Here’s how VCs are advising founders and assessing startups amid the tech downturn
Whether or not the economy is in recession is still up for debate. But the startup world is definitely in one.
That’s one key point made by a panel of Seattle startup investors Tuesday night, hosted by the entrepreneur program TiE Seattle at the Global Innovation Exchange in Bellevue, Wash.
Many startups raised money at a time when venture capitalists were rapidly deploying capital. But those same investors are now slowing their pace, applying tougher expectations to companies looking to raise cash. This is pushing many founders to look to cut costs, reduce cash burn, and focus on profitability.
“Now we’re in that period where you have to face the music,” said Fuse Senior Associate Sara Lindquist, speaking at the event.

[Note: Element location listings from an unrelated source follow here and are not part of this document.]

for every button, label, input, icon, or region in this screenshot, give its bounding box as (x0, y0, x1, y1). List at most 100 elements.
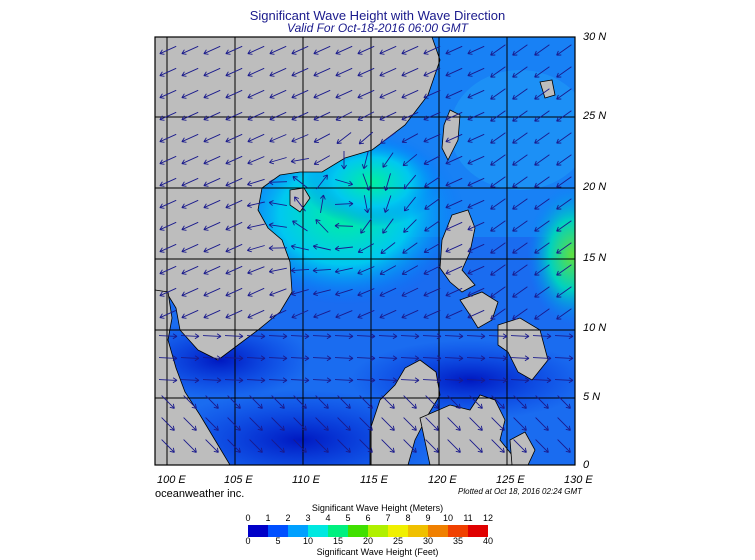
wave-direction-arrow (445, 177, 463, 187)
wave-direction-arrow (203, 133, 221, 143)
wave-direction-arrow (490, 132, 506, 144)
wave-direction-arrow (224, 333, 244, 340)
wave-direction-arrow (467, 309, 485, 319)
wave-direction-arrow (534, 220, 550, 232)
wave-direction-arrow (269, 288, 287, 297)
wave-direction-arrow (159, 67, 177, 77)
wave-direction-arrow (556, 242, 572, 254)
wave-direction-arrow (556, 132, 572, 144)
colorbar-feet-tick: 5 (275, 536, 281, 546)
wave-direction-arrow (247, 67, 265, 77)
lat-label-30n: 30 N (583, 31, 607, 43)
wave-direction-arrows (158, 44, 574, 453)
wave-direction-arrow (423, 111, 441, 121)
wave-direction-arrow (534, 44, 550, 56)
wave-direction-arrow (423, 155, 441, 165)
colorbar-meters-tick: 3 (305, 513, 311, 523)
wave-direction-arrow (423, 243, 441, 254)
wave-direction-arrow (225, 177, 243, 187)
wave-direction-arrow (247, 111, 265, 121)
wave-direction-arrow (424, 176, 440, 188)
wave-direction-arrow (534, 154, 550, 166)
wave-direction-arrow (312, 267, 332, 274)
wave-direction-arrow (512, 198, 528, 210)
wave-direction-arrow (183, 395, 197, 409)
colorbar (248, 525, 488, 537)
wave-direction-arrow (203, 221, 221, 231)
wave-direction-arrow (512, 66, 528, 78)
wave-direction-arrow (556, 44, 572, 56)
wave-direction-arrow (402, 242, 418, 254)
wave-direction-arrow (379, 265, 397, 276)
wave-direction-arrow (423, 265, 441, 275)
wave-direction-arrow (313, 89, 331, 99)
wave-direction-arrow (488, 333, 508, 340)
wave-direction-arrow (268, 377, 288, 384)
wave-direction-arrow (510, 333, 530, 340)
wave-direction-arrow (423, 45, 441, 55)
wave-direction-arrow (534, 110, 550, 122)
wave-direction-arrow (403, 219, 417, 233)
wave-direction-arrow (159, 243, 177, 253)
wave-direction-arrow (271, 439, 285, 453)
wave-direction-arrow (335, 111, 353, 121)
wave-direction-arrow (249, 395, 263, 409)
wave-direction-arrow (490, 154, 506, 166)
colorbar-feet-tick: 0 (245, 536, 251, 546)
wave-direction-arrow (224, 377, 244, 384)
wave-direction-arrow (159, 265, 177, 275)
wave-direction-arrow (512, 264, 528, 276)
wave-direction-arrow (227, 439, 241, 453)
wave-direction-arrow (294, 196, 306, 212)
wave-direction-arrow (203, 309, 221, 319)
wave-direction-arrow (422, 355, 442, 362)
wave-direction-arrow (247, 156, 265, 165)
wave-direction-arrow (358, 131, 374, 145)
wave-direction-arrow (180, 333, 200, 340)
colorbar-segment (348, 525, 369, 537)
wave-direction-arrow (159, 111, 177, 121)
wave-direction-arrow (554, 333, 574, 340)
wave-direction-arrow (467, 67, 485, 77)
wave-direction-arrow (337, 439, 351, 453)
wave-direction-arrow (290, 377, 310, 384)
wave-direction-arrow (291, 89, 309, 99)
wave-direction-arrow (159, 45, 177, 55)
wave-direction-arrow (383, 173, 391, 191)
wave-direction-arrow (335, 288, 353, 297)
wave-direction-arrow (290, 289, 309, 297)
wave-direction-arrow (445, 155, 463, 165)
wave-direction-arrow (268, 355, 288, 362)
wave-direction-arrow (534, 176, 550, 188)
wave-direction-arrow (183, 417, 197, 431)
wave-direction-arrow (203, 287, 221, 297)
wave-direction-arrow (225, 89, 243, 99)
wave-direction-arrow (357, 243, 375, 254)
wave-direction-arrow (269, 111, 287, 121)
wave-direction-arrow (203, 111, 221, 121)
wave-direction-arrow (312, 377, 332, 384)
wave-direction-arrow (378, 377, 398, 384)
wave-direction-arrow (181, 199, 199, 209)
wave-direction-arrow (249, 417, 263, 431)
wave-direction-arrow (403, 439, 417, 453)
wave-direction-arrow (466, 333, 486, 340)
wave-direction-arrow (337, 417, 351, 431)
wave-direction-arrow (556, 88, 572, 100)
wave-direction-arrow (380, 132, 396, 144)
wave-direction-arrow (467, 111, 485, 121)
wave-direction-arrow (203, 243, 221, 253)
wave-direction-arrow (249, 439, 263, 453)
lat-label-25n: 25 N (583, 110, 607, 122)
wave-direction-arrow (247, 45, 265, 55)
wave-direction-arrow (381, 439, 395, 453)
wave-direction-arrow (269, 157, 287, 165)
colorbar-feet-tick: 30 (422, 536, 434, 546)
wave-direction-arrow (290, 267, 310, 274)
wave-direction-arrow (512, 242, 528, 254)
wave-direction-arrow (400, 333, 420, 340)
wave-direction-arrow (269, 45, 287, 55)
colorbar-meters-tick: 6 (365, 513, 371, 523)
wave-direction-arrow (535, 417, 549, 431)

Venture-backed companies raised a total of $209 billion last year, down 36% from the year prior, according to a funding analysis by Ernst & Young. This funding slowdown is likely to continue in the new year, with interest rates still moving steadily upward in the face of persistent inflation.
To make sense of these headwinds, a group of venture capitalists shared their investing outlooks. The panel included Madrona Investor Elisa La Cava; Founders’ Co-op General Partner Aviel Ginzburg; Voyager Capital Partner James Newell; and Lindquist. The discussion was moderated by GeekWire Managing Editor Taylor Soper.
Read on for our four main takeaways from that discussion.
Are we in a recession?
- The short answer is yes, particularly for startups looking to generate revenue. “For our companies that are selling, it just feels a little different right now,” Madrona’s La Cava said. “And I don’t think that will change, at least for the rest of this year.”
- The panelists said investors are applying a more stringent criteria, refocusing on businesses with better margin fundamentals and a clearer path to their next financing round.
- Voyager’s Newell shared an anecdote of a founder saying his company would delay raising capital until the market comes back. He recalls telling that founder, “‘Whoa, guys, that market is never coming back.’”
Assessing future investments
- Founders’ Co-op’s Ginzburg said that one way in which his firm is considering startups is by their ability to grow without relying heavily on the capital markets and “dumb money.” He said his best performing portfolio companies are the ones that don’t run out of money.
- Fuse’s Lindquist said that the firm’s aperture was broad before the downturn but is now narrowing. She said the firm is focusing on business-to-business software companies that can “easily help with productivity and help with cost structure for businesses.”
- La Cava said founders should ask themselves: Where will you be in six months? If they are unable to realistically hit certain milestones that outside investors are looking for, then they should not raise capital to extend runway. “You don’t want it to be a bridge to nowhere,” she said.
Startups should keep costs low
- The panelists said that startups should manage budgets with the pretense and understanding that the economy will continue to lag. This includes cutting costs and maintaining low cash burn.
- A recent study by the corporate credit card company Brex found that many startups are reducing spend on advertising and marketing, electronics, and general business expenses.
Is this a good time to start a company?
- Layoffs at big tech companies might present an opportunity for startup founders to find a co-worker or recruit talent. For those laid off, the layoffs could offer time and runway to start a company.
- However, founders need to have conviction and be committed to the idea of starting a company. Lindquist compared the decision to when she was contemplating a career in music.
- “You know thyself, and the conviction that you have,” she added. “Recession or not, innovation never stops.”